The most-general solution which also captures cases where we need to 
combine streams is to reimplement the offending functions as "continuous 
functions" which explicitly take a stream datastructure as input and 
return a stream as output. The trick is that unlike normal arrays, these 
streams are lazily constructed so the function can read one element off 
at a time, process it, and write anything appropriate into the return 
stream before reading the next element. When the right function writes 
to its return stream the left function gets notified and processes the 
elements right away; thus the only intermediate arrays built up are the 
size of each atomic write to the stream (usually only one element).
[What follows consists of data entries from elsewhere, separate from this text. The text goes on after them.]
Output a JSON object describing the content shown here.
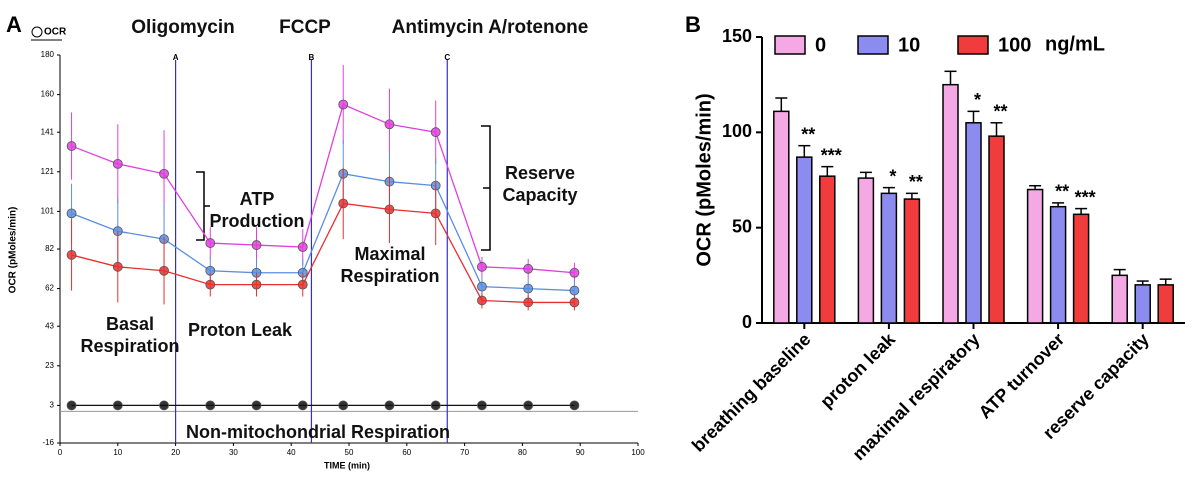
{
  "chart_data": [
    {
      "type": "line",
      "panel_label": "A",
      "corner_label": "OCR",
      "xlabel": "TIME (min)",
      "ylabel": "OCR (pMoles/min)",
      "xlim": [
        0,
        100
      ],
      "xticks": [
        0,
        10,
        20,
        30,
        40,
        50,
        60,
        70,
        80,
        90,
        100
      ],
      "ylim": [
        -16,
        180
      ],
      "yticks": [
        -16,
        3,
        23,
        43,
        62,
        82,
        101,
        121,
        141,
        160,
        180
      ],
      "x": [
        2,
        10,
        18,
        26,
        34,
        42,
        49,
        57,
        65,
        73,
        81,
        89
      ],
      "series": [
        {
          "color": "#e040e0",
          "values": [
            134,
            125,
            120,
            85,
            84,
            83,
            155,
            145,
            141,
            73,
            72,
            70
          ],
          "errors": [
            17,
            20,
            22,
            8,
            9,
            9,
            20,
            18,
            16,
            5,
            5,
            5
          ]
        },
        {
          "color": "#5b8ee0",
          "values": [
            100,
            91,
            87,
            71,
            70,
            70,
            120,
            116,
            114,
            63,
            62,
            61
          ],
          "errors": [
            15,
            17,
            18,
            7,
            7,
            7,
            17,
            15,
            14,
            5,
            5,
            5
          ]
        },
        {
          "color": "#e83030",
          "values": [
            79,
            73,
            71,
            64,
            64,
            64,
            105,
            102,
            100,
            56,
            55,
            55
          ],
          "errors": [
            18,
            18,
            17,
            6,
            6,
            6,
            18,
            17,
            16,
            4,
            4,
            4
          ]
        },
        {
          "color": "#111111",
          "values": [
            3,
            3,
            3,
            3,
            3,
            3,
            3,
            3,
            3,
            3,
            3,
            3
          ],
          "errors": [
            0,
            0,
            0,
            0,
            0,
            0,
            0,
            0,
            0,
            0,
            0,
            0
          ]
        }
      ],
      "injections": [
        {
          "x": 20,
          "label": "A"
        },
        {
          "x": 43.5,
          "label": "B"
        },
        {
          "x": 67,
          "label": "C"
        }
      ],
      "annotations": [
        "Oligomycin",
        "FCCP",
        "Antimycin A/rotenone",
        "ATP Production",
        "Reserve Capacity",
        "Maximal Respiration",
        "Basal Respiration",
        "Proton Leak",
        "Non-mitochondrial Respiration"
      ]
    },
    {
      "type": "bar",
      "panel_label": "B",
      "ylabel": "OCR (pMoles/min)",
      "ylim": [
        0,
        150
      ],
      "yticks": [
        0,
        50,
        100,
        150
      ],
      "legend_unit": "ng/mL",
      "categories": [
        "breathing baseline",
        "proton leak",
        "maximal respiratory",
        "ATP turnover",
        "reserve capacity"
      ],
      "series": [
        {
          "name": "0",
          "color": "#f4a8e4",
          "values": [
            111,
            76,
            125,
            70,
            25
          ],
          "errors": [
            7,
            3,
            7,
            2,
            3
          ],
          "stars": [
            null,
            null,
            null,
            null,
            null
          ]
        },
        {
          "name": "10",
          "color": "#8c8cf0",
          "values": [
            87,
            68,
            105,
            61,
            20
          ],
          "errors": [
            6,
            3,
            6,
            2,
            2
          ],
          "stars": [
            "**",
            "*",
            "*",
            "**",
            null
          ]
        },
        {
          "name": "100",
          "color": "#f03c3c",
          "values": [
            77,
            65,
            98,
            57,
            20
          ],
          "errors": [
            5,
            3,
            7,
            3,
            3
          ],
          "stars": [
            "***",
            "**",
            "**",
            "***",
            null
          ]
        }
      ]
    }
  ]
}
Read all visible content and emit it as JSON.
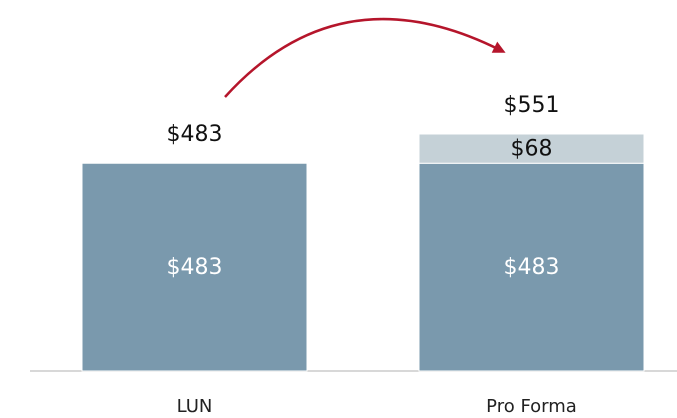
{
  "chart_data": {
    "type": "stacked-bar",
    "categories": [
      "LUN",
      "Pro Forma"
    ],
    "series": [
      {
        "color": "#7a99ad",
        "values": [
          483,
          483
        ],
        "value_labels": [
          "$483",
          "$483"
        ]
      },
      {
        "color": "#c5d1d7",
        "values": [
          null,
          68
        ],
        "value_labels": [
          null,
          "$68"
        ]
      }
    ],
    "totals": [
      483,
      551
    ],
    "total_labels": [
      "$483",
      "$551"
    ]
  }
}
One method of implementing continuous functions is to use a lazy array 
like mentioned above; though integrating this into an otherwise non-lazy 
language can require thought. Another approach is to actually spawn off 
threads and pass messages between them; while nicely parallel for 
multi-core folks, usually the overhead is too much unless the functions 
are doing some heavy computations (using a thread pool can reduce the 
overhead somewhat). Yet another approach is to use continuation passing 
in order to capture the flow of control; how nice this approach is 
depends on the implementation of closures. And of course there are other 
approaches as well.

Going all the way and implementing continuous functions would be 
awesome, but it'd also be a good deal of work which might be better 
spent elsewhere. But even just doing the rewrites can improve 
performance for data-heavy programs by 160~200% (== +60~+100%), even 
though it doesn't catch everything. For someone who knows how the 
parsing/compilation sweep works (or can quickly learn) so they can to 
manipulate the ASTs/opcode tree, adding the rewrites should be about the 
right size for a Google Summer of Code project.